In their new battery, the researchers chose molten lithium as the anode, and replaced nickel with low-cost zinc and combined it with a lithium chloride salt to make the cathode. Past attempts to use zinc at the cathode have brought challenges. When those batteries discharge, zinc chloride turns into metallic zinc, Cui explains, and the metal forms zinc particles that grow uncontrollably, making the electrode unstable.
So instead of using pure zinc, the researchers used particles of brass, a copper-zinc alloy. The brass releases zinc during battery charging, and when the metallic zinc forms during discharge, it alloys with the copper and stabilizes.
The new battery chemistry works at a lower temperature than traditional Zebra batteries, Wu says. Keeping those batteries’ sodium melted requires temperatures of 350 °C, while the new chemistry works at 215 °C, which means researchers can use less-expensive materials to seal and package the battery. The battery cell that the researchers made has a theoretical energy density of 700 Wh/kg. Cui expects the energy density to drop when they scale up the battery in size, but he says, “If we can even get half of that energy density, it would still be as good as lithium-ion or maybe even slightly better.”

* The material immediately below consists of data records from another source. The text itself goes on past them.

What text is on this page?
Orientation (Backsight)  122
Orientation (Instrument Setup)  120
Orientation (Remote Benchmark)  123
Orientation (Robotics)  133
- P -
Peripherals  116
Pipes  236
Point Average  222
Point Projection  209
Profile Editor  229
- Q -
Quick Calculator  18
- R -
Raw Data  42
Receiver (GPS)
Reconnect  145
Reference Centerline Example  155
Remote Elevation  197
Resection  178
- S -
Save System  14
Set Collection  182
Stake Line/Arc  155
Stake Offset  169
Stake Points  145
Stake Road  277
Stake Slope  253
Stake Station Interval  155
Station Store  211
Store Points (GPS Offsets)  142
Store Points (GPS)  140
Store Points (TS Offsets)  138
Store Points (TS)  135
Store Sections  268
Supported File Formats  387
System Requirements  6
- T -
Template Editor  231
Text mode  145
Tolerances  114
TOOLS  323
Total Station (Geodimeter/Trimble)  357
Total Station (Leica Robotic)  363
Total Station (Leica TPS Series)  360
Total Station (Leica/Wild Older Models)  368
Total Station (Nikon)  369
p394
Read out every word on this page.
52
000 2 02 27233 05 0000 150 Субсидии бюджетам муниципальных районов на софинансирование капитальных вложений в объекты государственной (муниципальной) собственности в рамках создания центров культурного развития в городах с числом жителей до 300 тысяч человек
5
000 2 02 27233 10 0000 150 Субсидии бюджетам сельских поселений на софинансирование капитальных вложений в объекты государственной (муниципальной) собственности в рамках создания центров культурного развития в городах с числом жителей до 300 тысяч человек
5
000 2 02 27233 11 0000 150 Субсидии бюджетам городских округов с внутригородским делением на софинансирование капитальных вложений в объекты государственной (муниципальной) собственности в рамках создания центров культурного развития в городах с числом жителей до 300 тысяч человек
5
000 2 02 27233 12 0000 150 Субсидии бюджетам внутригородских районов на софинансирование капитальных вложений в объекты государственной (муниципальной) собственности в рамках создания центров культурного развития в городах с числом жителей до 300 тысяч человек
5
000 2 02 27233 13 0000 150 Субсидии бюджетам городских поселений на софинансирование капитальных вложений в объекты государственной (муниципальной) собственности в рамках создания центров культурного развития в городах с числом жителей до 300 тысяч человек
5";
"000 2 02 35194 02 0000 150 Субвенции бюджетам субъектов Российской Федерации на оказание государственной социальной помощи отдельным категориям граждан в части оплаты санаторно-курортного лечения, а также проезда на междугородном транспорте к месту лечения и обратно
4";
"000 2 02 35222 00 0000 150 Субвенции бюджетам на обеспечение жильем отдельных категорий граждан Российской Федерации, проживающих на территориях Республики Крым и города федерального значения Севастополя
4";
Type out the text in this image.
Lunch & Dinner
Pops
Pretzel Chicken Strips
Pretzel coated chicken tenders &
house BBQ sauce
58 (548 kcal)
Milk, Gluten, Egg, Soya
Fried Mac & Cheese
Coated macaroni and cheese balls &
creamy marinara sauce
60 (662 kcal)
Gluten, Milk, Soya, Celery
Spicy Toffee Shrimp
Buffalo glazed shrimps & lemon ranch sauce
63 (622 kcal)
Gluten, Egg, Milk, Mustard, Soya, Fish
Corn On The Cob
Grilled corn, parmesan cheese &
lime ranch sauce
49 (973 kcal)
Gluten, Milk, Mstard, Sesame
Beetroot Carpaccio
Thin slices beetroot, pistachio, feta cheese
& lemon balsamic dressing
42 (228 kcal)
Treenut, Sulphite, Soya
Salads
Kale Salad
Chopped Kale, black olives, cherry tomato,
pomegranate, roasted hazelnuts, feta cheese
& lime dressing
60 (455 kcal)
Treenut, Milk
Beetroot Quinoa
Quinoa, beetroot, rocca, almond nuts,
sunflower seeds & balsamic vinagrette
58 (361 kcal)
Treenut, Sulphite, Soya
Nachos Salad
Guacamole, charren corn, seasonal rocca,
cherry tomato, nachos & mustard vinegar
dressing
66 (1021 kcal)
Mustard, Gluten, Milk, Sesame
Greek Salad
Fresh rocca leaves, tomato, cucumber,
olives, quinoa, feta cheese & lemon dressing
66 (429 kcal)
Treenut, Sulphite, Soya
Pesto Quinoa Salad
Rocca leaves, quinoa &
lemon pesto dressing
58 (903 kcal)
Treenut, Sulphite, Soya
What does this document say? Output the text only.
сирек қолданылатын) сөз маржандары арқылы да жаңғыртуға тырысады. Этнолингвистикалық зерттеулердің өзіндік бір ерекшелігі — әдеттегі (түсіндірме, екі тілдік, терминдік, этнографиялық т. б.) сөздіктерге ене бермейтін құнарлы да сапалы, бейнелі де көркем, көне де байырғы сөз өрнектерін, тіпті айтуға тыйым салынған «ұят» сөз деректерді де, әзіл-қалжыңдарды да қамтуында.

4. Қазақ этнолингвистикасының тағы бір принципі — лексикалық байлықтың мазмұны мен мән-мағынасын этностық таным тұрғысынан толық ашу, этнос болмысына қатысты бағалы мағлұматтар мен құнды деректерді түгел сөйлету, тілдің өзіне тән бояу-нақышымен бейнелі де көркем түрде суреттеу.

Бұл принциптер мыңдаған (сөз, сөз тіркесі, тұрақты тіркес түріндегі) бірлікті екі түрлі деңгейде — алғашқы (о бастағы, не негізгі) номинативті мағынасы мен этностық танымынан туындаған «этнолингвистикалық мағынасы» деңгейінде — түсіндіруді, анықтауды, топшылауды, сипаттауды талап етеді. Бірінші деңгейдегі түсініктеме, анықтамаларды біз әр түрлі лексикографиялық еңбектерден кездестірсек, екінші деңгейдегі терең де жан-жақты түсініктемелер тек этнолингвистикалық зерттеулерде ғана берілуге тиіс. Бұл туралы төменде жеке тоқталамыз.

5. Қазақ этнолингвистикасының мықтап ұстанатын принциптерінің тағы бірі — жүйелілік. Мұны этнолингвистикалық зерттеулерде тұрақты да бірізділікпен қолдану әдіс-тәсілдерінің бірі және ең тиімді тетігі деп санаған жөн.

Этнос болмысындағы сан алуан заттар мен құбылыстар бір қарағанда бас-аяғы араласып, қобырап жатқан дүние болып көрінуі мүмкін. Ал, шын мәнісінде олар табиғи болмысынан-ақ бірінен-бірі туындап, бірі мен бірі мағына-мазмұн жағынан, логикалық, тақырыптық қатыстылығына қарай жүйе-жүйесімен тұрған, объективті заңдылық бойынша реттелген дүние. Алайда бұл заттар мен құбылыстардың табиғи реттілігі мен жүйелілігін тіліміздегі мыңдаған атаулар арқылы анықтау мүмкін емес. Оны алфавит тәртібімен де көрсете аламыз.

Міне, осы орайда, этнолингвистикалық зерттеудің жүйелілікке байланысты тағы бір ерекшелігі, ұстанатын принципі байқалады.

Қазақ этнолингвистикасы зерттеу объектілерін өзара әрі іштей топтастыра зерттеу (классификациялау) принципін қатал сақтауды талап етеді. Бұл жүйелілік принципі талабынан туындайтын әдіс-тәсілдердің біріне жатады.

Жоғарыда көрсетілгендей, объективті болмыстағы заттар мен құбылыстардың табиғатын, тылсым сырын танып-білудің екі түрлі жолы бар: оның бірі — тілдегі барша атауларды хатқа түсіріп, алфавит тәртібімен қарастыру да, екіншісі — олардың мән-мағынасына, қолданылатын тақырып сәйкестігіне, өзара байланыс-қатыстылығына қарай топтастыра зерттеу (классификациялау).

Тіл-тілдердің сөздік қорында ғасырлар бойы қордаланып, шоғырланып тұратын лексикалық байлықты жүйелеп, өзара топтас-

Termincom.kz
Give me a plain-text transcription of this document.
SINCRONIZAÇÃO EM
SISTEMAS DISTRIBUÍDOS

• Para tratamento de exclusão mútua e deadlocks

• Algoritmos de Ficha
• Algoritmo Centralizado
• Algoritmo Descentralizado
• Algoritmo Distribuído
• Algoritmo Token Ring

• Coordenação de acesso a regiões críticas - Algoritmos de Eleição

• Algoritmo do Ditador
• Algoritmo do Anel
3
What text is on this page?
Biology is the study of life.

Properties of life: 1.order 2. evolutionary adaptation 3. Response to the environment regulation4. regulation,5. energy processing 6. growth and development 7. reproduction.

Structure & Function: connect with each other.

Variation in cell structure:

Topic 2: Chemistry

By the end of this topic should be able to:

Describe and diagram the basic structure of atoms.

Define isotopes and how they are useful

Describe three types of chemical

Molten sodium and lithium have been used for energy-storage devices for a few decades so this isn’t brand new technology, says Guosheng Li, a senior battery scientist at Pacific Northwest National Laboratory. “But it’s an important chemistry advance and an interesting approach.”
Still, the battery is a long way from being practical. The cell only lasts 100 charge cycles. A grid battery will need to withstand thousands of cycles. Another issue might be the long-term global supply of lithium at the large scales needed to make these batteries, a challenge that lithium-ion devices also face. But, Cui says, “researchers are starting to find ways to extract lithium from non-traditional sources such as different salts and also from the ocean.” That should address concerns about lithium price and availability.